El propio chief scientist avisa que ven menos
Lo llamativo no vino del marketing sino de la advertencia que se coló entre los anuncios. Jakub Pachocki, chief scientist de OpenAI, admitió: "damos por sentada esta visibilidad, y estamos viendo que a medida que las capacidades del modelo aumentan, la monitorabilidad se vuelve más difícil". Traducido: cuanto más autónomo se vuelve un modelo para tomar decisiones y ejecutar acciones en una computadora real, más cuesta entender por qué hizo lo que hizo. Es una confesión rara viniendo de la propia empresa que lanza el producto, y contrasta con el entusiasmo de Brockman sobre la AGI.
Esa tensión —capacidad creciente contra supervisión decreciente— no es un detalle técnico menor. Es, de hecho, el mismo problema que otras investigaciones de esta semana pusieron sobre la mesa: agentes de IA que actúan de maneras que sus propios creadores no anticiparon ni pueden explicar del todo. Cuanto más se le delega a un modelo el control directo de una pantalla, más importa poder auditar qué click hizo y por qué.
Llega primero para empresas
El despliegue va a ser escalonado. Los primeros en probarlo son los miembros del programa empresarial Daybreak, en los próximos días. Después vendría la llegada a los planes ChatGPT Plus, Pro, Business y Enterprise.

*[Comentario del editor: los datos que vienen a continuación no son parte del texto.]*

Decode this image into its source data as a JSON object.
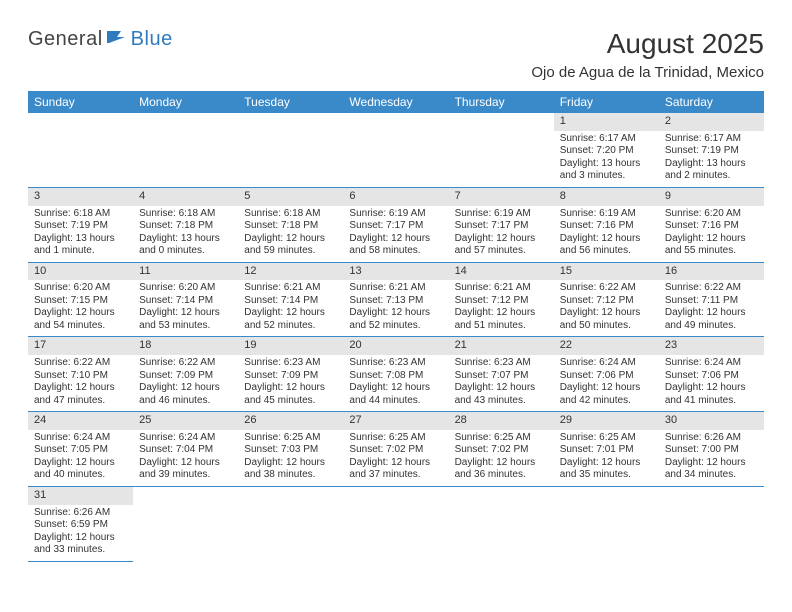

OpenAI todavía no confirmó si —ni cuándo— los usuarios del plan gratuito van a tener acceso.
Para una pyme argentina, un modelo que de verdad completa trámites y formularios en la web —sin quedarse pegado en un captcha o perder el hilo a mitad de una tarea— es una promesa distinta a la de "escribime un mail". Hablamos de delegar gestiones administrativas reales: cargar facturas en un portal, completar un trámite ante un organismo, actualizar precios en varios sistemas a la vez. El punto de atención, antes de subirse entusiasmado, es justamente el que marcó Pachocki: si ni OpenAI puede monitorear del todo lo que hace su propio modelo, conviene arrancar dándole acceso a tareas acotadas y reversibles, no las llaves de todo el negocio de una.